Step 3: Building the One-Dimensional Model (Part 1)

In Part 1a, you will hardcode the computed parameters for each word. The assignment provides a table of training samples. Use all samples for a word to compute a single set of parameters. For instance, for "ALLIGATOR", you have three samples. Combine observations for each state across samples:

State 1 observations: (31,28,28,37,68,49) from sample1, (25,62,75,80) from sample2, (-4,69,59,45,62,22) from sample3. Total 16 observations.
Compute mean and std from these 16 values.

Similarly, for transitions, count how many times the sequence moves from state i to state j. For example, in sample1, state 1 has 6 frames, so transitions: state1→state1 (5 times), state1→state2 (1 time). Sum over all samples and normalize.

Once you have the parameters, you can implement the Viterbi algorithm to decode the most likely state sequence for a new observation sequence. This is the core of the word recognizer.

Step 4: Going Multidimensional (Part 2)

Part 2 extends the model to two dimensions: right hand Y and right thumb Y. Now each observation is a pair (y_hand, y_thumb). The emission distribution becomes a bivariate Gaussian with mean vector and covariance matrix. You'll need to compute these parameters similarly, but now for two coordinates.

The transition and prior probabilities remain the same as in Part 1 (since they depend only on state transitions, not observations). However, the emission probabilities change. For each state, compute the mean of hand Y and thumb Y, and the covariance between them.

For example, if state 1 has observations: hand=[31,28,28], thumb=[10,12,11], then mean_hand=29, mean_thumb=11, covariance = [[?],[?]]. The Viterbi algorithm now uses the multivariate Gaussian likelihood.

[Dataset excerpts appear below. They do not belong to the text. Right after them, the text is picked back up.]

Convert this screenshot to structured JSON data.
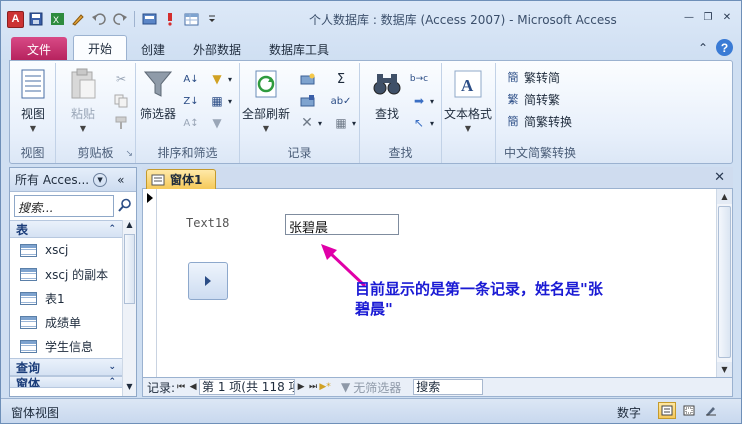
{
  "window": {
    "title": "个人数据库 : 数据库 (Access 2007)  -  Microsoft Access"
  },
  "qat": {
    "app_icon_letter": "A"
  },
  "ribbon_tabs": [
    {
      "label": "文件"
    },
    {
      "label": "开始"
    },
    {
      "label": "创建"
    },
    {
      "label": "外部数据"
    },
    {
      "label": "数据库工具"
    }
  ],
  "ribbon": {
    "views": {
      "label": "视图",
      "group": "视图"
    },
    "clipboard": {
      "paste": "粘贴",
      "group": "剪贴板"
    },
    "sort_filter": {
      "filter": "筛选器",
      "group": "排序和筛选"
    },
    "records": {
      "refresh_all": "全部刷新",
      "sum_symbol": "Σ",
      "group": "记录"
    },
    "find": {
      "find": "查找",
      "group": "查找"
    },
    "text_format": {
      "label": "文本格式"
    },
    "chinese": {
      "to_simplified": "繁转简",
      "to_traditional": "简转繁",
      "convert": "简繁转换",
      "group": "中文简繁转换"
    }
  },
  "nav_pane": {
    "title": "所有 Acces...",
    "search_placeholder": "搜索...",
    "categories": {
      "tables": "表",
      "queries": "查询",
      "forms": "窗体"
    },
    "tables": [
      {
        "label": "xscj"
      },
      {
        "label": "xscj 的副本"
      },
      {
        "label": "表1"
      },
      {
        "label": "成绩单"
      },
      {
        "label": "学生信息"
      }
    ]
  },
  "document": {
    "tab_label": "窗体1",
    "field_label": "Text18",
    "field_value": "张碧晨",
    "annotation": "目前显示的是第一条记录，姓名是\"张碧晨\""
  },
  "record_nav": {
    "label": "记录:",
    "position": "第 1 项(共 118 项",
    "filter": "无筛选器",
    "search": "搜索"
  },
  "status": {
    "left": "窗体视图",
    "mode": "数字"
  }
}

Real-World Applications and Trends

HMMs are not just for assignments; they power modern AI tools. For instance, Apple's Siri and Google Assistant use HMMs for speech recognition. In gaming, gesture recognition using HMMs enables hands-free controls. With the rise of AI video generation (like Sora), understanding temporal models like HMMs is crucial for generating coherent motion sequences. By mastering this assignment, you're building skills applicable to cutting-edge AI research.

Common Pitfalls and Tips

Rounding: Use custom rounding, not Python's round(). Write a helper function.
State boundaries: Ensure each state has at least one observation. If a boundary adjustment would leave a state empty, revert.
Transition counts: Remember that the last frame of a state does not transition to the next state if the sequence ends. Count transitions only between frames within the sequence.
Testing: Run the provided unit tests frequently. Comment out unrelated tests when working step by step.

Use the Edstem challenge questions and Canvas lectures for additional support. The Wikipedia page provided in the resources is edited for this assignment, so rely on it.

Conclusion

Hidden Markov Models are a powerful tool for sequential data analysis. This Cs6601 assignment gives you hands-on experience with HMM encoding, parameter estimation, and decoding. By following this guide, you'll build a robust ASL word recognizer. Remember to submit your submission.py file to Gradescope, and use your 10 submissions wisely. Good luck!